BANGALORE — After a series of revelations last month about instances of unethical clinical trial practices in India, the country's lawmakers are pledging to enact stringent laws to punish violators. “I am pushing very hard to make existing guidelines into a stringent law this year,” Vishwa Mohan Katoch, secretary to the Indian Department of Health Research, which is responsible for overseeing clinical trials, told Nature Medicine.

The push for harsher penalties is the second major legal development in recent months to improve the integrity of trials. The first came on 18 November when the Drug Controller General of India (DCGI), the country's main medical regulator, announced new rules regarding compensation for trial victims. Under the new legal rule, expected to go into force in the coming months, failure to pay compensation in the event of an adverse effect or death will result in the companies being barred from conducting any further clinical trial in India. “Only when these two laws are enacted will the menace of illegal trials stop,” says Prathap Tharyan, a psychiatrist and medical ethicist at the Christian Medical College in Vellore, India.

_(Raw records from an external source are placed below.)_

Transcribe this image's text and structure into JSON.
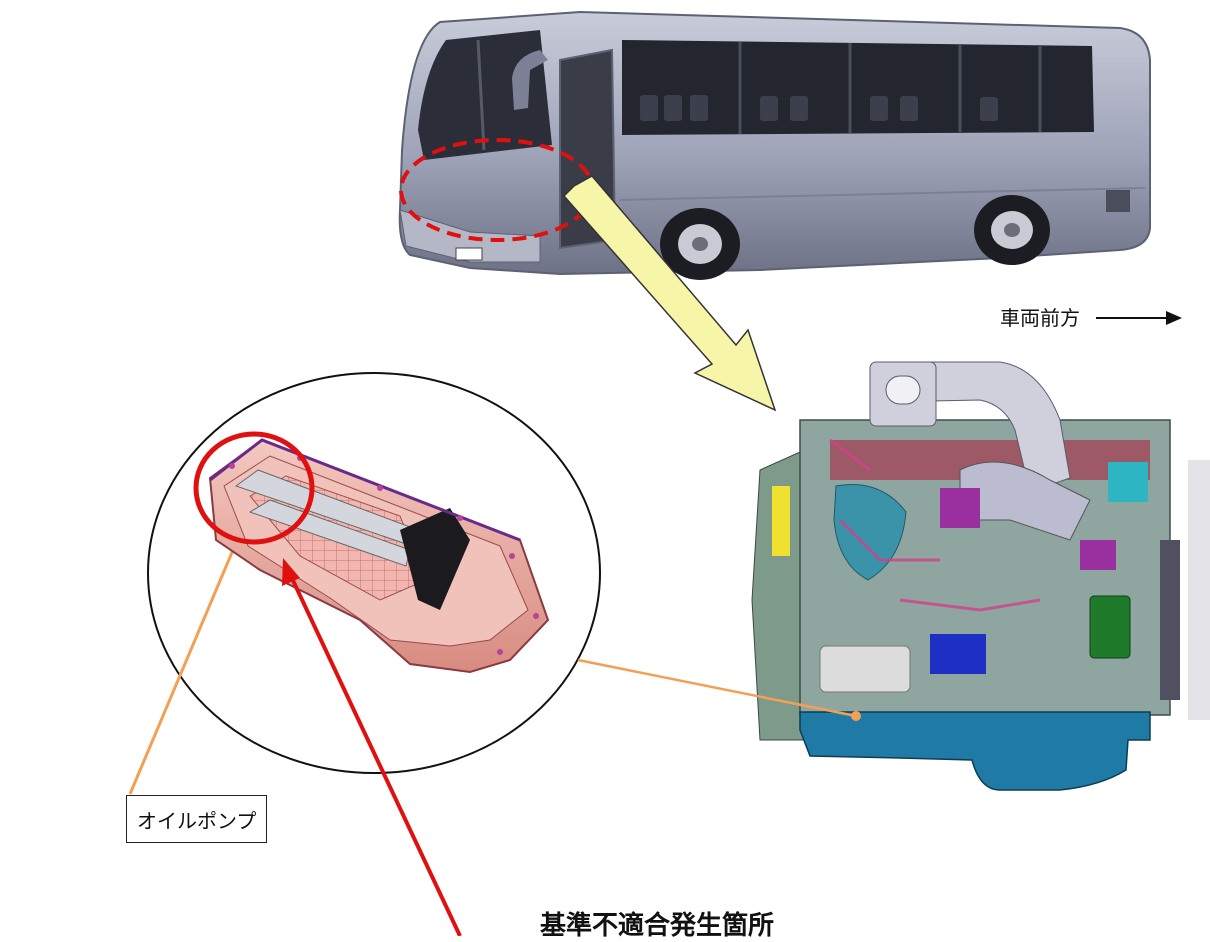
{
  "labels": {
    "vehicle_direction": "車両前方",
    "oil_pump": "オイルポンプ",
    "defect_location": "基準不適合発生箇所"
  },
  "colors": {
    "bus_body": "#9ea3b8",
    "engine_oil_pan": "#1f7aa6",
    "oil_pan_detail": "#e8a9a0",
    "highlight_red": "#e01010",
    "callout_yellow": "#f7f5a8",
    "leader_orange": "#f2a055"
  }
}
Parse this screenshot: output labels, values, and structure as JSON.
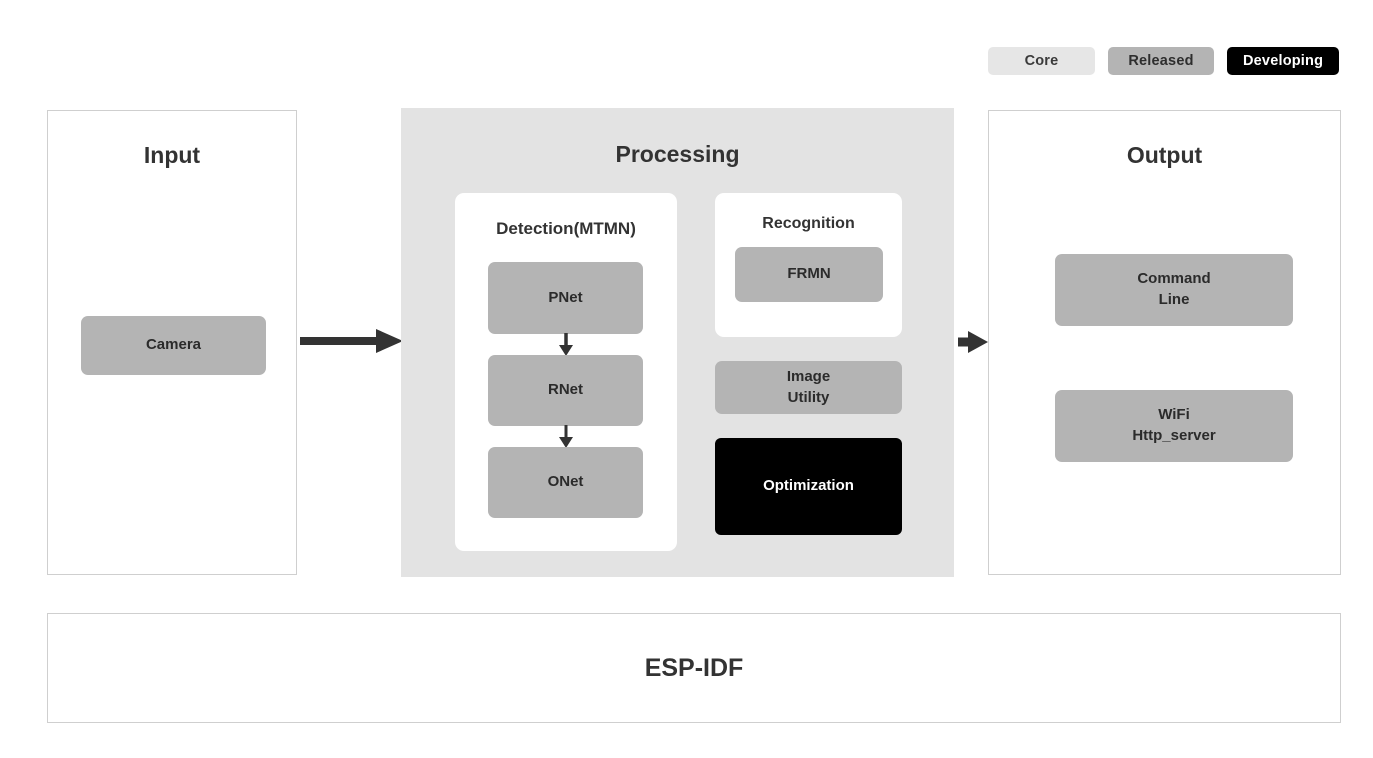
{
  "legend": {
    "items": [
      {
        "label": "Core",
        "color": "#e6e6e6"
      },
      {
        "label": "Released",
        "color": "#b4b4b4"
      },
      {
        "label": "Developing",
        "color": "#000000"
      }
    ]
  },
  "panels": {
    "input": {
      "title": "Input",
      "nodes": [
        {
          "label": "Camera",
          "status": "Released"
        }
      ]
    },
    "processing": {
      "title": "Processing",
      "detection": {
        "title": "Detection(MTMN)",
        "nodes": [
          {
            "label": "PNet",
            "status": "Released"
          },
          {
            "label": "RNet",
            "status": "Released"
          },
          {
            "label": "ONet",
            "status": "Released"
          }
        ]
      },
      "recognition": {
        "title": "Recognition",
        "nodes": [
          {
            "label": "FRMN",
            "status": "Released"
          }
        ]
      },
      "extras": [
        {
          "label": "Image\nUtility",
          "status": "Released"
        },
        {
          "label": "Optimization",
          "status": "Developing"
        }
      ]
    },
    "output": {
      "title": "Output",
      "nodes": [
        {
          "label": "Command\nLine",
          "status": "Released"
        },
        {
          "label": "WiFi\nHttp_server",
          "status": "Released"
        }
      ]
    },
    "foundation": {
      "title": "ESP-IDF"
    }
  },
  "colors": {
    "core": "#e6e6e6",
    "released": "#b4b4b4",
    "developing": "#000000",
    "processing_bg": "#e3e3e3",
    "panel_border": "#cfcfcf",
    "arrow": "#333333",
    "text_dark": "#333333",
    "text_light": "#ffffff"
  }
}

The moves follow the outcry over the 2 January decision by the government of Madhya Pradesh, a state in central India, to fine a dozen doctors allegedly involved in controversial drug trials just 5,000 rupees ($100) each. Information obtained in June 2011 under India's Right to Information Act by Anand Rai—a former resident doctor at the government-run MY Hospital in Indore— indicated that at least eighty-one patients, including 18 children, suffered serious adverse effects in the trials. The sponsors were several Indian firms and Indian subsidiaries of companies including Merck, Pfizer, and others, according to documents obtained by Rai. He contends that his whistleblowing activity cost him his job, a claim the hospital has denied.

The drug companies touched by the scandal deny any wrongdoing. A Pfizer spokesperson told Nature Medicine that its study site at the city of Indore in Madhya Pradesh “did not recruit any study-defined patients, hence, no patient received a Pfizer investigational drug or Pfizer medication. The site was closed.” Meanwhile, Merck spokesperson Ian McConnell explains that its subsidiary MSD did provide DCGI details regarding its clinical studies “and was not found liable for any compensation.” Panacea Biotec, the heavyweight vaccine manufacturing company headquartered in New Delhi, says it had pediatric clinical trials done in Indore “to evaluate the efficacy of certain vaccines” but denies the trials were unethical because they were conducted “under the approval of the DCGI and the ethics committees.”

Thumbs down: Consent forms can present problems for patients in India who cannot read or write. Credit: ZUMA Press/Newscom

Industry experts take a cautious view of the wider explosion of clinical research in India. “Only 50% of illegal trials ever get exposed,” says Kanikaram Satyanarayana, deputy chief of the Indian Council of Medical Research (ICMR), based in New Delhi. “More worrisome is the fact that global pharmas—to avoid media glare and adverse publicity—are moving their trial sites from metro cities to smaller towns,” he says.

While blaming the institutional ethical committees for the present problems, Katoch says the situation is improving especially after DCGI made it mandatory for all sponsors to register the trials with the ICMR's Clinical Trials Registry of India (CTRI) to make them more transparent. “In just four years, the number of registered trials jumped from 11 at the end of 2007 to over 2,380 by the end 2011,” Abha Agarwal, who is in charge of CTRI, told Nature Medicine.

But, unfortunately, the number of deaths of trial subjects has risen, too. Health Minister Ghulam Nabi Azad told the Indian Parliament last year that there were 668 trials-related deaths during 2010, up from 137 in 2007. “These figures are understated because many deaths are not reported to the DCGI,” says Chandra Gulhati, editor of the Monthly Index of Medical Specialities journal in New Delhi. However, the families of only 22 of those 668 were compensated by around ten foreign drug companies, which together paid 5 million rupees, with most families receiving on the average a paltry 200,000 rupees each.

Drug companies emphasize that patients in their trials were sick to begin with, being treated for very advanced stages of cancer, for example, and so “one cannot be absolutely certain of the exact cause of death,” Aparna Thomas of Sanofi told Nature Medicine. “Our Indian affiliate follows the DCGI guidelines, and the compensation amounts were determined by the respective Ethics Committees.”